As a fertility awareness educator, I have a pretty keen idea of what the most difficult parts of fertility awareness are for most women (hint: cervical fluid).
Like any good teacher, I have a repertoire of questions and explanations to help you understand your cervical fluid better.
Lucky for me, I’ve had really good success helping bunches of women understand their cervical fluid, but that doesn’t mean I’m not always on the lookout for more ways to make it an even simpler transition (you know, the one from having no idea what cervical fluid is to using it to understand when you are fertile and what’s going on with your hormones).
What you really need to understand when you learn about your cervical fluid is 2 things:
- When you enter your fertile phase (often called the “point of change”).
- What cervical fluid is “peak” and what is “non-peak” (this helps you identify something called your “peak-day” and you do a count from that to end your fertile phase).
It’s actually a pretty simple couple of things to be looking for, but in the beginning it can still feel tricky as hell when you are first starting.
Hence, the experiments. I think I’m a scientist at heart (I did graduate from college with a science degree, after all).
I have done multiple experiments ranging from taking my temperature with 2 thermometers simultaneously to seeing how certain diet or lifestyle changes effected my cycle.
My latest was no exception in the creativity department.
When I’m looking for an experiment, I’m not looking for something to take over as a way to track your fertility signs, but a way to better understand them. Keep that one in mind.
With this one, since your cervical fluid changes in pH during your cycle (which is part of the reason it works as a fertility sign – sperm can’t live with of the help of the higher pH cervical fluid and die fast in the normally acidic vaginal environment), I thought “pH strips! I can get an objective measure of how some aspect of cervical fluid is changing. Sweet.”
So I get the strips and am super excited to start using them and testing. I started out early in my cycle and had basically nothing. I noticed that the pH strip really didn’t change colors and thought that maybe it’s either not getting it wet enough or maybe it was just the pH that wouldn’t change the strip color.
But days passed and I continued to try. My cervical fluid got wetter and extremely fertile. Certainly there should be a change now, yes?
Still, the strips are showing nothing. At this point, I start testing saliva and urine to make sure I didn’t get bum strips. Nien, the strips are fine and turning colors.
Conclusion: Cervical fluid does not measure on home pH strips and/or the variation in pH isn’t enough to read on home pH strips.
I share this with you for 3 reasons
1.) So you know that pH strips aren’t going to help you decipher your cervical fluid.
2.) So you know that I am not magical and not everything I do works.
3.) Because I want you to know that you can experiment, too.
The last one is particularly important.
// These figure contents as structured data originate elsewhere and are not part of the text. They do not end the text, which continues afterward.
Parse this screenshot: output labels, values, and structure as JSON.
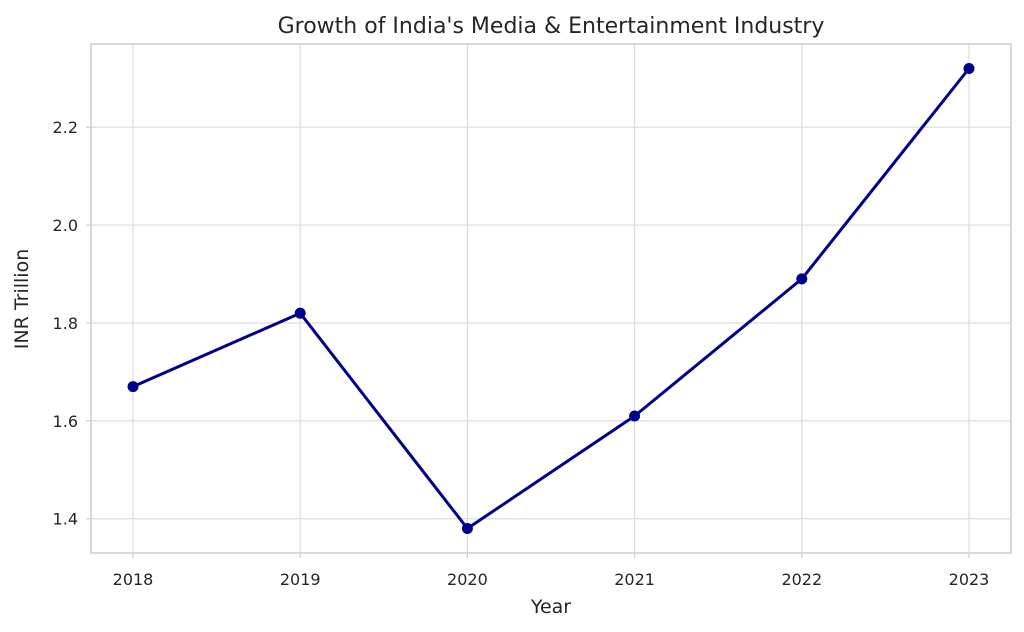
{
  "chart_data": {
    "type": "line",
    "title": "Growth of India's Media & Entertainment Industry",
    "xlabel": "Year",
    "ylabel": "INR Trillion",
    "x": [
      "2018",
      "2019",
      "2020",
      "2021",
      "2022",
      "2023"
    ],
    "series": [
      {
        "values": [
          1.67,
          1.82,
          1.38,
          1.61,
          1.89,
          2.32
        ],
        "color": "#00008b",
        "marker": "circle"
      }
    ],
    "yticks": [
      "1.4",
      "1.6",
      "1.8",
      "2.0",
      "2.2"
    ],
    "ylim": [
      1.33,
      2.37
    ],
    "grid": true,
    "legend": "none"
  }
}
If you choose to learn via book you will probably need to do your fair share of experimentation before you really understand everything (if you get help from an instructor we are really good at asking the right questions and giving you little tips that will make it way easier to understand).
But when an experiment doesn’t go the way you planned, it can still be useful. For instance, I know not to tell any clients to try using pH strips if they just aren’t understanding their cervical fluid. I also know I can write a post about it and help other people trying to make their way charting their cycles.
Despite the fact that we know the science of fertility awareness really well, why it works, and how well it works, I think there is always room for improvement in how to help women, like you, understand and interpret their cycles more easily. This is super important for me since I teach women to use the method, but we get more and more information from more women talking about what’s worked for them (and of course, good ‘ol scientific studies).
I want to hear from you. Have you done any experiments? Were there parts of fertility awareness that were difficult for you to understand at first (and how did you figure it out)? If you haven’t learned yet, is the fear of not understanding holding you back (and what would help you feel confident)?